Not Once, Not Twice, But Every Time?
Written by Jenn Arman | May 17, 2011
Forgiveness is hard. People hurt us. A friend might hurt your feelings or a family member might hurt you emotionally or physically. Boyfriends might break your heart. There is no excuse for hurting others, but we are human and sometimes we hurt each other. Whether it is on purpose or on accident, hurt is still hurt; and every time we are hurt, it gets harder and harder to remain gentle, vulnerable and open.
One day the disciple Peter came to Jesus and asked Him, “Lord, how often should I forgive someone who sins against me? Seven times?”
Peter actually thought that being hurt by someone and forgiving them every time for seven times was a pretty generous thing to do. I have to say, I sort of agree with Peter. If someone, especially someone close to you, has ever hurt you, you might agree with Peter too. Seven times seems very generous to me.
Jesus had a different answer for Peter. Peter thought that seven times would be enough but Jesus said “No, not seven times but seventy times seven!”
That is a much bigger number. If you are like me, you have already pulled out a calculator and figured out that 70 x 7 = 490. The point that Jesus was trying to make to Peter and to all of us however, is that we really aren’t supposed to keep track of how many times we forgive people. We are supposed to forgive them as often as they hurt us. This is not my favorite passage in the Bible, it is a very difficult passage to read and even more difficult to live out.
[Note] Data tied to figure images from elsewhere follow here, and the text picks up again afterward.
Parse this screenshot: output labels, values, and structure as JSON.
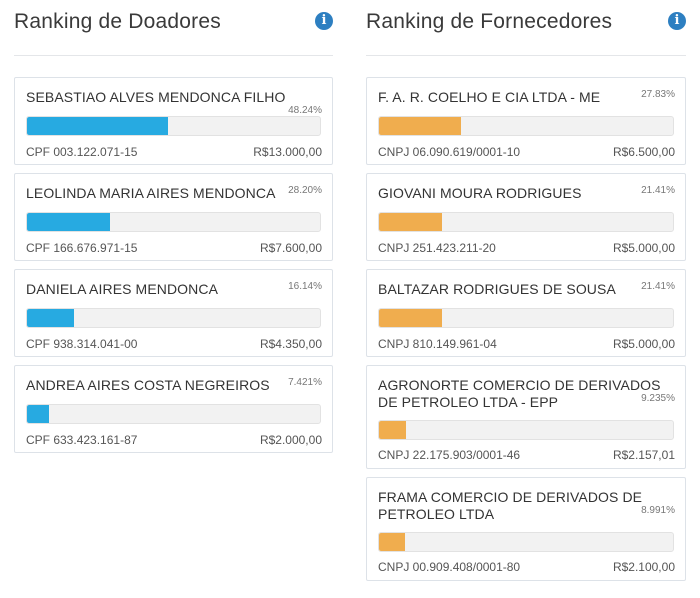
{
  "doadores": {
    "title": "Ranking de Doadores",
    "info_icon": "info-circle-icon",
    "bar_color": "#27aae1",
    "items": [
      {
        "name": "SEBASTIAO ALVES MENDONCA FILHO",
        "percent_label": "48.24%",
        "share": 48.24,
        "doc": "CPF 003.122.071-15",
        "value": "R$13.000,00"
      },
      {
        "name": "LEOLINDA MARIA AIRES MENDONCA",
        "percent_label": "28.20%",
        "share": 28.2,
        "doc": "CPF 166.676.971-15",
        "value": "R$7.600,00"
      },
      {
        "name": "DANIELA AIRES MENDONCA",
        "percent_label": "16.14%",
        "share": 16.14,
        "doc": "CPF 938.314.041-00",
        "value": "R$4.350,00"
      },
      {
        "name": "ANDREA AIRES COSTA NEGREIROS",
        "percent_label": "7.421%",
        "share": 7.421,
        "doc": "CPF 633.423.161-87",
        "value": "R$2.000,00"
      }
    ]
  },
  "fornecedores": {
    "title": "Ranking de Fornecedores",
    "info_icon": "info-circle-icon",
    "bar_color": "#f0ad4e",
    "items": [
      {
        "name": "F. A. R. COELHO E CIA LTDA - ME",
        "percent_label": "27.83%",
        "share": 27.83,
        "doc": "CNPJ 06.090.619/0001-10",
        "value": "R$6.500,00"
      },
      {
        "name": "GIOVANI MOURA RODRIGUES",
        "percent_label": "21.41%",
        "share": 21.41,
        "doc": "CNPJ 251.423.211-20",
        "value": "R$5.000,00"
      },
      {
        "name": "BALTAZAR RODRIGUES DE SOUSA",
        "percent_label": "21.41%",
        "share": 21.41,
        "doc": "CNPJ 810.149.961-04",
        "value": "R$5.000,00"
      },
      {
        "name": "AGRONORTE COMERCIO DE DERIVADOS DE PETROLEO LTDA - EPP",
        "percent_label": "9.235%",
        "share": 9.235,
        "doc": "CNPJ 22.175.903/0001-46",
        "value": "R$2.157,01"
      },
      {
        "name": "FRAMA COMERCIO DE DERIVADOS DE PETROLEO LTDA",
        "percent_label": "8.991%",
        "share": 8.991,
        "doc": "CNPJ 00.909.408/0001-80",
        "value": "R$2.100,00"
      }
    ]
  }
}
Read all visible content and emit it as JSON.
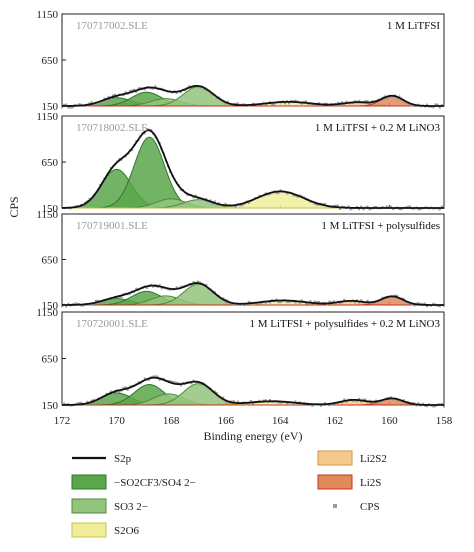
{
  "chart_data": {
    "type": "line",
    "ylabel": "CPS",
    "xlabel": "Binding energy (eV)",
    "x_range": [
      172,
      158
    ],
    "x_ticks": [
      172,
      170,
      168,
      166,
      164,
      162,
      160,
      158
    ],
    "y_ticks": [
      150,
      650,
      1150
    ],
    "ylim": [
      150,
      1150
    ],
    "grid": false,
    "panels": [
      {
        "file": "170717002.SLE",
        "label": "1 M LiTFSI",
        "components": [
          {
            "series": "SO2CF3",
            "center": 170.0,
            "height": 90,
            "sigma": 0.55
          },
          {
            "series": "SO2CF3",
            "center": 168.9,
            "height": 150,
            "sigma": 0.55
          },
          {
            "series": "SO3",
            "center": 168.2,
            "height": 80,
            "sigma": 0.55
          },
          {
            "series": "SO3",
            "center": 167.0,
            "height": 210,
            "sigma": 0.55
          },
          {
            "series": "S2O6",
            "center": 163.7,
            "height": 45,
            "sigma": 0.85
          },
          {
            "series": "Li2S2",
            "center": 161.2,
            "height": 40,
            "sigma": 0.5
          },
          {
            "series": "Li2S",
            "center": 159.9,
            "height": 110,
            "sigma": 0.4
          }
        ]
      },
      {
        "file": "170718002.SLE",
        "label": "1 M LiTFSI + 0.2 M LiNO3",
        "components": [
          {
            "series": "SO2CF3",
            "center": 170.0,
            "height": 420,
            "sigma": 0.55
          },
          {
            "series": "SO2CF3",
            "center": 168.8,
            "height": 770,
            "sigma": 0.55
          },
          {
            "series": "SO3",
            "center": 168.0,
            "height": 100,
            "sigma": 0.55
          },
          {
            "series": "SO3",
            "center": 167.0,
            "height": 90,
            "sigma": 0.55
          },
          {
            "series": "S2O6",
            "center": 164.0,
            "height": 180,
            "sigma": 0.85
          }
        ]
      },
      {
        "file": "170719001.SLE",
        "label": "1 M LiTFSI + polysulfides",
        "components": [
          {
            "series": "SO2CF3",
            "center": 170.0,
            "height": 70,
            "sigma": 0.55
          },
          {
            "series": "SO2CF3",
            "center": 168.9,
            "height": 150,
            "sigma": 0.55
          },
          {
            "series": "SO3",
            "center": 168.2,
            "height": 100,
            "sigma": 0.55
          },
          {
            "series": "SO3",
            "center": 167.0,
            "height": 230,
            "sigma": 0.55
          },
          {
            "series": "S2O6",
            "center": 163.9,
            "height": 50,
            "sigma": 0.85
          },
          {
            "series": "Li2S2",
            "center": 161.4,
            "height": 45,
            "sigma": 0.5
          },
          {
            "series": "Li2S",
            "center": 159.9,
            "height": 95,
            "sigma": 0.4
          }
        ]
      },
      {
        "file": "170720001.SLE",
        "label": "1 M LiTFSI + polysulfides + 0.2 M LiNO3",
        "components": [
          {
            "series": "SO2CF3",
            "center": 170.0,
            "height": 130,
            "sigma": 0.55
          },
          {
            "series": "SO2CF3",
            "center": 168.8,
            "height": 220,
            "sigma": 0.55
          },
          {
            "series": "SO3",
            "center": 168.1,
            "height": 120,
            "sigma": 0.55
          },
          {
            "series": "SO3",
            "center": 167.0,
            "height": 230,
            "sigma": 0.55
          },
          {
            "series": "S2O6",
            "center": 164.3,
            "height": 40,
            "sigma": 0.85
          },
          {
            "series": "Li2S2",
            "center": 161.3,
            "height": 55,
            "sigma": 0.5
          },
          {
            "series": "Li2S",
            "center": 159.9,
            "height": 70,
            "sigma": 0.4
          }
        ]
      }
    ],
    "legend": [
      {
        "key": "S2p",
        "label": "S2p",
        "kind": "line",
        "color": "#111111"
      },
      {
        "key": "SO2CF3",
        "label": "−SO2CF3/SO4 2−",
        "kind": "patch",
        "fill": "#5aa64a",
        "edge": "#2f7a2a"
      },
      {
        "key": "SO3",
        "label": "SO3 2−",
        "kind": "patch",
        "fill": "#93c47d",
        "edge": "#4d8a3b"
      },
      {
        "key": "S2O6",
        "label": "S2O6",
        "kind": "patch",
        "fill": "#f1ee9a",
        "edge": "#c9c24a"
      },
      {
        "key": "Li2S2",
        "label": "Li2S2",
        "kind": "patch",
        "fill": "#f5c98a",
        "edge": "#d49638"
      },
      {
        "key": "Li2S",
        "label": "Li2S",
        "kind": "patch",
        "fill": "#e08a5a",
        "edge": "#c8301e"
      },
      {
        "key": "CPS",
        "label": "CPS",
        "kind": "marker",
        "color": "#9a9a9a"
      }
    ]
  },
  "colors": {
    "SO2CF3": {
      "fill": "#5aa64a",
      "edge": "#2f7a2a"
    },
    "SO3": {
      "fill": "#93c47d",
      "edge": "#4d8a3b"
    },
    "S2O6": {
      "fill": "#f1ee9a",
      "edge": "#c9c24a"
    },
    "Li2S2": {
      "fill": "#f5c98a",
      "edge": "#d49638"
    },
    "Li2S": {
      "fill": "#e08a5a",
      "edge": "#c8301e"
    },
    "envelope": "#111111",
    "points": "#9a9a9a"
  }
}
If someone has hurt you on accident, it is easy to forgive them because you know that they didn’t really mean to do it. However if someone hurts you on purpose it is much harder to forgive because you know that they meant to do it. Sometimes forgiveness is easier than at other times but when we hold a grudge against people, it actually hurts us more than it hurts them!
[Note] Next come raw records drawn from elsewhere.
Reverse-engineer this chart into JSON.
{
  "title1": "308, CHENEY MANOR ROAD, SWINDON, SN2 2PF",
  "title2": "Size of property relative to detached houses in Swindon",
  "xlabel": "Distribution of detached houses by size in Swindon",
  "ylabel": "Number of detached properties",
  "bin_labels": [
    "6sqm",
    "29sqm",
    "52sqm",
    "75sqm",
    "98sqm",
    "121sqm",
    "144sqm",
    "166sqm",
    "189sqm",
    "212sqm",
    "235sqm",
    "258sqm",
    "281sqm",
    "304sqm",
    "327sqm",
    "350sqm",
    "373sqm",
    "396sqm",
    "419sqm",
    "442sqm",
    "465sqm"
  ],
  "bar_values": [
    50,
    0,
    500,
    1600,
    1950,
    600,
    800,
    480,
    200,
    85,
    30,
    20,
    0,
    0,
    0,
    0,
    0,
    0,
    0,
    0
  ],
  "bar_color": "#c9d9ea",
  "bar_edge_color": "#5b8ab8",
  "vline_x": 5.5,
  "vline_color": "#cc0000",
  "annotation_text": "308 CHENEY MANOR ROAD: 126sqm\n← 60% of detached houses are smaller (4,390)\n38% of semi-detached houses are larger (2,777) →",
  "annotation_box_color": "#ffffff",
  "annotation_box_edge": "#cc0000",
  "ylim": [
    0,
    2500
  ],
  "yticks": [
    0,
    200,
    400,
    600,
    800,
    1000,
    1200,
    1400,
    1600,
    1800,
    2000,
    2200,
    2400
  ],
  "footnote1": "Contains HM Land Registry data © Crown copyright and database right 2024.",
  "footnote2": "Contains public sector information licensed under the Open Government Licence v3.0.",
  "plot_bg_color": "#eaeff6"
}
If someone hurts you on purpose, then they are probably not going to care if you like them or if you forgive them but if you do not forgive them then you remain a prisoner to the pain that they have caused you. The Bible says that we must forgive others so that God can forgive us.
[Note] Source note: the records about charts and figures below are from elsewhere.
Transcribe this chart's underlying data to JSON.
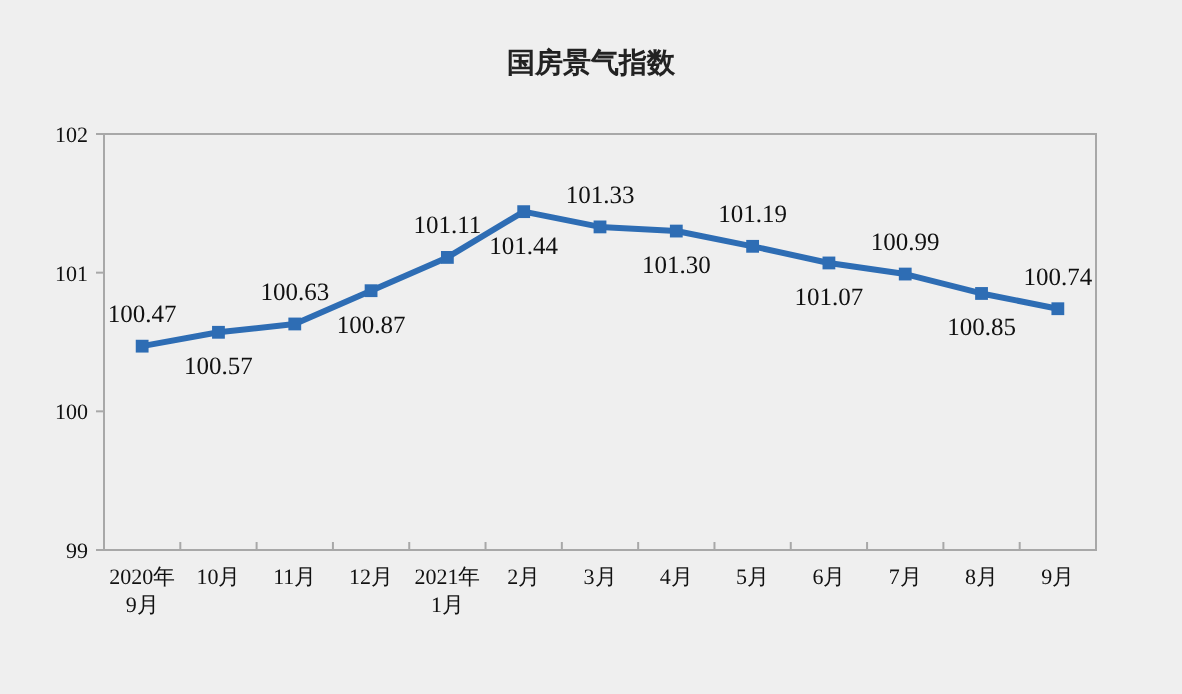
{
  "chart_data": {
    "type": "line",
    "title": "国房景气指数",
    "categories": [
      "2020年\n9月",
      "10月",
      "11月",
      "12月",
      "2021年\n1月",
      "2月",
      "3月",
      "4月",
      "5月",
      "6月",
      "7月",
      "8月",
      "9月"
    ],
    "series": [
      {
        "color": "#2e6db4",
        "values": [
          100.47,
          100.57,
          100.63,
          100.87,
          101.11,
          101.44,
          101.33,
          101.3,
          101.19,
          101.07,
          100.99,
          100.85,
          100.74
        ],
        "value_labels": [
          "100.47",
          "100.57",
          "100.63",
          "100.87",
          "101.11",
          "101.44",
          "101.33",
          "101.30",
          "101.19",
          "101.07",
          "100.99",
          "100.85",
          "100.74"
        ]
      }
    ],
    "ylim": [
      99,
      102
    ],
    "yticks": [
      99,
      100,
      101,
      102
    ],
    "grid": false,
    "marker": "square",
    "line_style": "solid"
  }
}
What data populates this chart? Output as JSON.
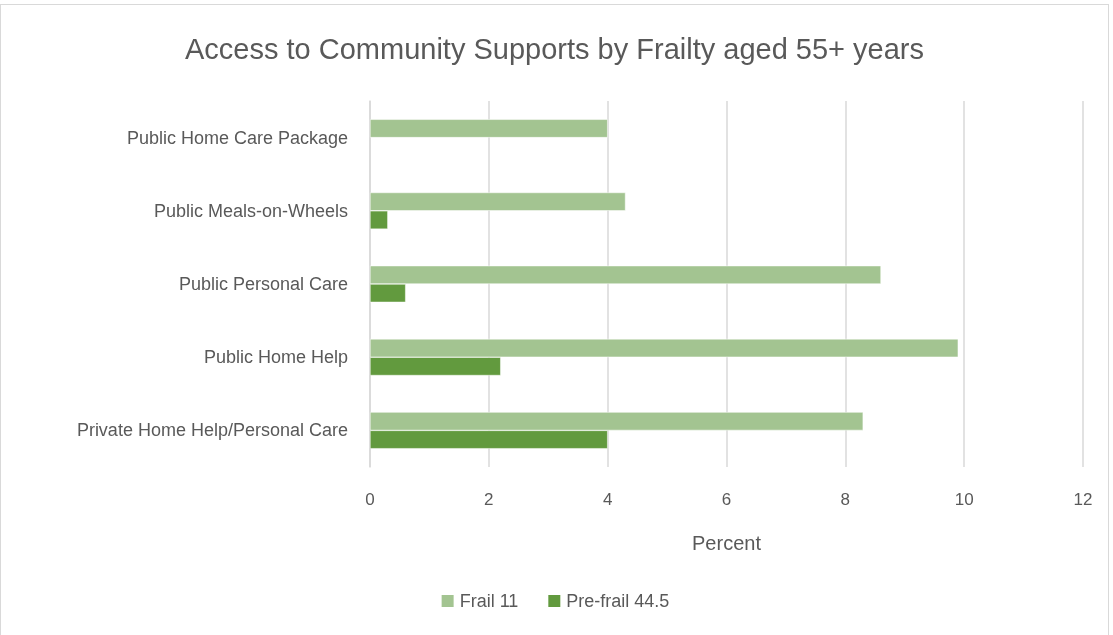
{
  "chart_data": {
    "type": "bar",
    "orientation": "horizontal",
    "title": "Access to Community Supports by Frailty aged 55+ years",
    "xlabel": "Percent",
    "categories": [
      "Public Home Care Package",
      "Public Meals-on-Wheels",
      "Public Personal Care",
      "Public Home Help",
      "Private Home Help/Personal Care"
    ],
    "series": [
      {
        "name": "Frail 11",
        "color": "#a3c491",
        "values": [
          4.0,
          4.3,
          8.6,
          9.9,
          8.3
        ]
      },
      {
        "name": "Pre-frail 44.5",
        "color": "#629a3e",
        "values": [
          null,
          0.3,
          0.6,
          2.2,
          4.0
        ]
      }
    ],
    "xlim": [
      0,
      12
    ],
    "xticks": [
      0,
      2,
      4,
      6,
      8,
      10,
      12
    ],
    "grid": "x",
    "legend": "bottom"
  }
}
I encourage you to read this week Matthew 18:21-35 and then ask yourself if you are letting hurt keep you a prisoner. Ask yourself if there is anyone that you need to forgive, you don’t have to tell the person who hurt you, just tell God that you want to forgive them and ask Him to help you. One of the best ways I know of to begin the journey of forgiveness is to pray for the person/people who have hurt you. If you aren’t sure you can do this, ask someone you trust to help you. God wants to bring freedom to us by rescuing us from the prison of hurt and unforgiveness. Are you ready to walk out of prison?
Ephesians 4:32 – Instead, be kind to each other, tenderhearted, forgiving one another, just as God through Christ has forgiven you.